As a first world country, we already have a prosperous economy, a high standard of living and a stable government. The time is now, more than ever, to look at our arts scene and develop it further so that we as a country can form a stronger identity and culture. It should be an integral part of our lives, as it is a means for us to express ourselves and our values, to exercise creativity. It adds uniqueness to us as a country, as a people, and as a culture.
Some may argue that Singapore, being such a small country, cannot rival the global influence countries like Korea or Japan have, but it is not entirely impossible. Hong Kong is a case in point. It is a small, Asian city, yet it has a bustling arts and entertainment industry that has produced numerous influential figures, many being singers and actors. Many have grown up watching their dramas and films, and they have certainly made a ripple in numerous Asian countries.

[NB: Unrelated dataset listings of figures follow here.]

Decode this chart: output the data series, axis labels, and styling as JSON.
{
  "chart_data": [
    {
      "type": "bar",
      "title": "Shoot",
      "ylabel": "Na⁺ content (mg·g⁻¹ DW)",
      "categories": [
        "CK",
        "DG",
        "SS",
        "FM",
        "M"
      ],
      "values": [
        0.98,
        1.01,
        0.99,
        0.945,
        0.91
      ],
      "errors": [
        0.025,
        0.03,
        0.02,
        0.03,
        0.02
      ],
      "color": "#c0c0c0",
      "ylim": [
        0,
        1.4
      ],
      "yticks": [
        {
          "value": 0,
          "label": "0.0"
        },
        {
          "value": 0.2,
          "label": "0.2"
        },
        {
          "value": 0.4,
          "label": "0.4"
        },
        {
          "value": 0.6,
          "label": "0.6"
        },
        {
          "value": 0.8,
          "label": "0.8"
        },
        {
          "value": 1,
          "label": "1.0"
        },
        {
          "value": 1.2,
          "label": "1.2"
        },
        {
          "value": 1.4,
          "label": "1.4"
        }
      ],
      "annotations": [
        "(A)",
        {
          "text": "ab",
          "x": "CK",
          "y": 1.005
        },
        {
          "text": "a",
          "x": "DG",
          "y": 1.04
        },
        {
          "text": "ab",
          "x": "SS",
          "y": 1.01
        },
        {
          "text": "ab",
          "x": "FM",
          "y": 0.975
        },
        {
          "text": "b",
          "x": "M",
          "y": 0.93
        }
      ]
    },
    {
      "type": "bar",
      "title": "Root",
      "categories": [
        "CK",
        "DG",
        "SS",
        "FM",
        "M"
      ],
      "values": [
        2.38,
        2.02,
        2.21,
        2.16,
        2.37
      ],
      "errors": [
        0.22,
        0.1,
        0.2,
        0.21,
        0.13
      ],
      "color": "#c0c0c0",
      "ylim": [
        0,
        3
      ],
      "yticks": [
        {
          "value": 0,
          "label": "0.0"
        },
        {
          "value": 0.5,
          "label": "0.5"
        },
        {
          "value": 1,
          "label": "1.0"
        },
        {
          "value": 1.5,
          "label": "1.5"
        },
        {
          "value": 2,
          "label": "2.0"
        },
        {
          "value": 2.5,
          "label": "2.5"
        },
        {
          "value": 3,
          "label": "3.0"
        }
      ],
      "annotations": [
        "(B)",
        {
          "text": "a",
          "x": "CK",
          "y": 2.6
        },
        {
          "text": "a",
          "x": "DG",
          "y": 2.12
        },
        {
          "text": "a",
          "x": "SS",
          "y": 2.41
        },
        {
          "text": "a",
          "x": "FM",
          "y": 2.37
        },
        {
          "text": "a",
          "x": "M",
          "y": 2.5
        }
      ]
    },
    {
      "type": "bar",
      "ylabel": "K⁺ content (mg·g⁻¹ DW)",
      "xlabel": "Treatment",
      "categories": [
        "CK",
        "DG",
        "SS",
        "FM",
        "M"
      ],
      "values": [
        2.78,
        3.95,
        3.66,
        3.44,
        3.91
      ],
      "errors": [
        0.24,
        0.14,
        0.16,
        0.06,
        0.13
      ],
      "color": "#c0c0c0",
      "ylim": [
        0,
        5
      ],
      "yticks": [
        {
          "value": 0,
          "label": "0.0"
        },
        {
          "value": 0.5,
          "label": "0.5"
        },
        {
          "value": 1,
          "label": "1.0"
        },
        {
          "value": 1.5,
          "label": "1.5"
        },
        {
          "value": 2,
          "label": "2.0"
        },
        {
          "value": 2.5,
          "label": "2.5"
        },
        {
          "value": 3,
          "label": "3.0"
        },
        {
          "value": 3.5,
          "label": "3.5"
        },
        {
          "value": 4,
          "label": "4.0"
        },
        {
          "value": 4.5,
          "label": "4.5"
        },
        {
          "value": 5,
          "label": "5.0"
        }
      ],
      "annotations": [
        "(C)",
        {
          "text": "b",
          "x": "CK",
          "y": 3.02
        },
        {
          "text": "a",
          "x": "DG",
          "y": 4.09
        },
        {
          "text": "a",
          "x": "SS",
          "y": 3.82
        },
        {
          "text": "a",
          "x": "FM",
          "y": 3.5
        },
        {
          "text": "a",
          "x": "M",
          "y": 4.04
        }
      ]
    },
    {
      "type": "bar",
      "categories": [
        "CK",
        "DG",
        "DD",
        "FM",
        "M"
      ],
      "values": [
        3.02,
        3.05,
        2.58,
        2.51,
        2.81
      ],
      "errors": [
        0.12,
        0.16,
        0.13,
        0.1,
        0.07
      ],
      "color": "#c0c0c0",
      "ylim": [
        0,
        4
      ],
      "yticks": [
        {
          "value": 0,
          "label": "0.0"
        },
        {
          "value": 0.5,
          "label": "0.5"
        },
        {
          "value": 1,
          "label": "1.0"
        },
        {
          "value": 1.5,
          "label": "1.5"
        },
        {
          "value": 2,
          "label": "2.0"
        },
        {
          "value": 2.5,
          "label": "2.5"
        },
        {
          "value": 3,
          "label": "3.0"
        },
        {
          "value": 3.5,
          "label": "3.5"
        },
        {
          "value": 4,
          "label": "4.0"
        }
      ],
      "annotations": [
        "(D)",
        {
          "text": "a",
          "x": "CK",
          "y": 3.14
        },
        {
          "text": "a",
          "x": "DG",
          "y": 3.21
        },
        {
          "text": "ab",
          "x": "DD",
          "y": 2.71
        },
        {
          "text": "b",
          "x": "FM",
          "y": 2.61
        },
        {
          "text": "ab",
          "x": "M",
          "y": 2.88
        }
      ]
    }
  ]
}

Hence, I do believe that we have the potential to take our arts industry to greater heights. Bong Joon Ho’s Parasite, a South Korean film, had recently won the Oscar for Best Picture. It is the first Asian film to accomplish this, and a wonderful film that I thoroughly enjoyed. In the years to come, I wish see one of those gold trophies in a Singaporean’s hands.
In fact, one does not have to be an artist to help construct a more lively arts scene. The first step to doing so would be to treat it with an open mind. Instead of viewing the arts as mere hobbies, we should rewrite our definition of success by deepening our understanding and appreciation of the aesthetics. We can begin by heading down to some art galleries, festivals and local concerts, or showing some support for Singaporean singers, filmmakers, and playwrights. The more we expose ourselves to the multitudes of art available to us, the more we contribute to the growth of the Singaporean arts landscape.
At the end of the day, until we as a society are able to break free from the shackles of our widely-accepted, narrow-minded perception of success, Singapore’s search for its soul and artistic landscape will be almost futile.